A standardised summary of a model’s intended use, training data, evaluation results, known limitations, and ethical considerations.

Increasingly required under the EU AI Act and procurement frameworks. A usable model card is short, specific, and honest about failure modes; vague marketing cards fail audits.

O

OWASP LLM Top 10

The Open Web Application Security Project’s ranked list of the most impactful vulnerabilities in LLM-backed applications.

The baseline threat model any team deploying LLMs should have read. It defines the shared vocabulary between security, engineering, and procurement when discussing AI risk.

P

Prompt injection

An attack in which user input manipulates an LLM into ignoring its instructions or exfiltrating data.

Direct (malicious user) and indirect (malicious content fetched by the model) variants both belong in the threat model. Indirect prompt injection in agentic systems is the category that keeps security teams awake.

Proprietary AI

AI systems trained, fine-tuned, or deployed on infrastructure the client owns, rather than via a third-party API.

Proprietary AI trades convenience for control over data, cost, latency, and vendor lock-in. The right choice depends on sensitivity of the data, inference volume, and how strategic the capability is to the business.

R

RAG (Retrieval-Augmented Generation)

An architecture that fetches relevant documents from a knowledge base and supplies them to an LLM as context.

RAG grounds answers in sourced material and is the dominant pattern for enterprise AI over private data. A RAG system is only as good as its retrieval: bad chunks in, bad answers out.

Reciprocal Rank Fusion (RRF)

A simple, robust method for combining ranked result lists from different retrievers, for example dense and sparse.

RRF is the workhorse fusion step in hybrid retrieval pipelines: no training required, no score calibration, and it reliably beats either retriever alone. A single hyper-parameter (k) controls how much the lower ranks contribute.

S

Shadow AI

The unsanctioned use of AI tools inside an organisation, typically through personal accounts, browser extensions, or embedded features of SaaS products.

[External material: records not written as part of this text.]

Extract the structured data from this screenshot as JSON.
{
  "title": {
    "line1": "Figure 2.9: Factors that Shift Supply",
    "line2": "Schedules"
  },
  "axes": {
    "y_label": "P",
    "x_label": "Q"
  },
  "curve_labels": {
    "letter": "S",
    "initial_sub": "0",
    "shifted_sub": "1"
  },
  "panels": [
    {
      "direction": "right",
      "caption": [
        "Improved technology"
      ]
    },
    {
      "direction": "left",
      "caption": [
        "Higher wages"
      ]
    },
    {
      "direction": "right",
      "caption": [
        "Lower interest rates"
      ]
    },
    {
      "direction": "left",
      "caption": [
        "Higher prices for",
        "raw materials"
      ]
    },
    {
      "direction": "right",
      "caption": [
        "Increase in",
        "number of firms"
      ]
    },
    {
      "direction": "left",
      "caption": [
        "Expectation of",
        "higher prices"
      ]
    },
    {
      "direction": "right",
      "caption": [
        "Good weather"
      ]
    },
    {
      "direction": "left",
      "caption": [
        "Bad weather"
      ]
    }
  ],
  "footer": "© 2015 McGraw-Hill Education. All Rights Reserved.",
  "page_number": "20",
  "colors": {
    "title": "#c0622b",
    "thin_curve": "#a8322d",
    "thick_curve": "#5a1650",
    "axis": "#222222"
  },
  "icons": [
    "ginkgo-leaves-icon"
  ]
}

Shadow AI is the most common source of unreported data exposure in 2025-2026 audits. Inventory is the first step: you cannot govern what you cannot see. AuditSonar is our product for turning that inventory into a reproducible audit artefact.

SOC 2

An audit report assessing a service provider’s controls around security, availability, processing integrity, confidentiality, and privacy.

Widely requested by enterprise procurement when onboarding AI vendors. A Type II report (covering a period of operation) is materially stronger evidence than a Type I (point-in-time design review).

System prompt

The instructions given to an LLM before user input, setting role, tone, constraints, and tool permissions.

Treat the system prompt as sensitive configuration: it defines behaviour and can be extracted by determined users. Version it, review it, and do not rely on it as a security control on its own.

T

Tokenisation

The process of splitting text into discrete units (tokens) that an LLM processes.

Tokenisation affects cost (most APIs price per token), context-window usage, and cross-language fairness: scripts with richer morphology typically cost more per character of output. Also written as tokenization in US sources.

Tool use (function calling)

The capability that lets an LLM invoke structured functions (search, database queries, API calls) and read their outputs.

Tool use converts a chatbot into an agent and widens the security surface proportionally. Treat every tool registration as a permission grant and keep scopes as narrow as the task allows.

V

Vector database

A database specialised in storing and searching high-dimensional embeddings.

Typical options include Qdrant, Weaviate, Pinecone, Milvus, and pgvector. Enterprise selection hinges on hybrid search support, metadata filtering, data residency, and operational maturity, not raw recall numbers.

Vendor lock-in

Dependence on a specific AI vendor’s proprietary model, APIs, or data formats such that switching is costly or impractical.

Common lock-in axes: fine-tuned weights, prompt libraries, evaluation pipelines, data egress fees, and embedded agent behaviours. Designing for portability from day one is cheaper than unwinding lock-in two years later.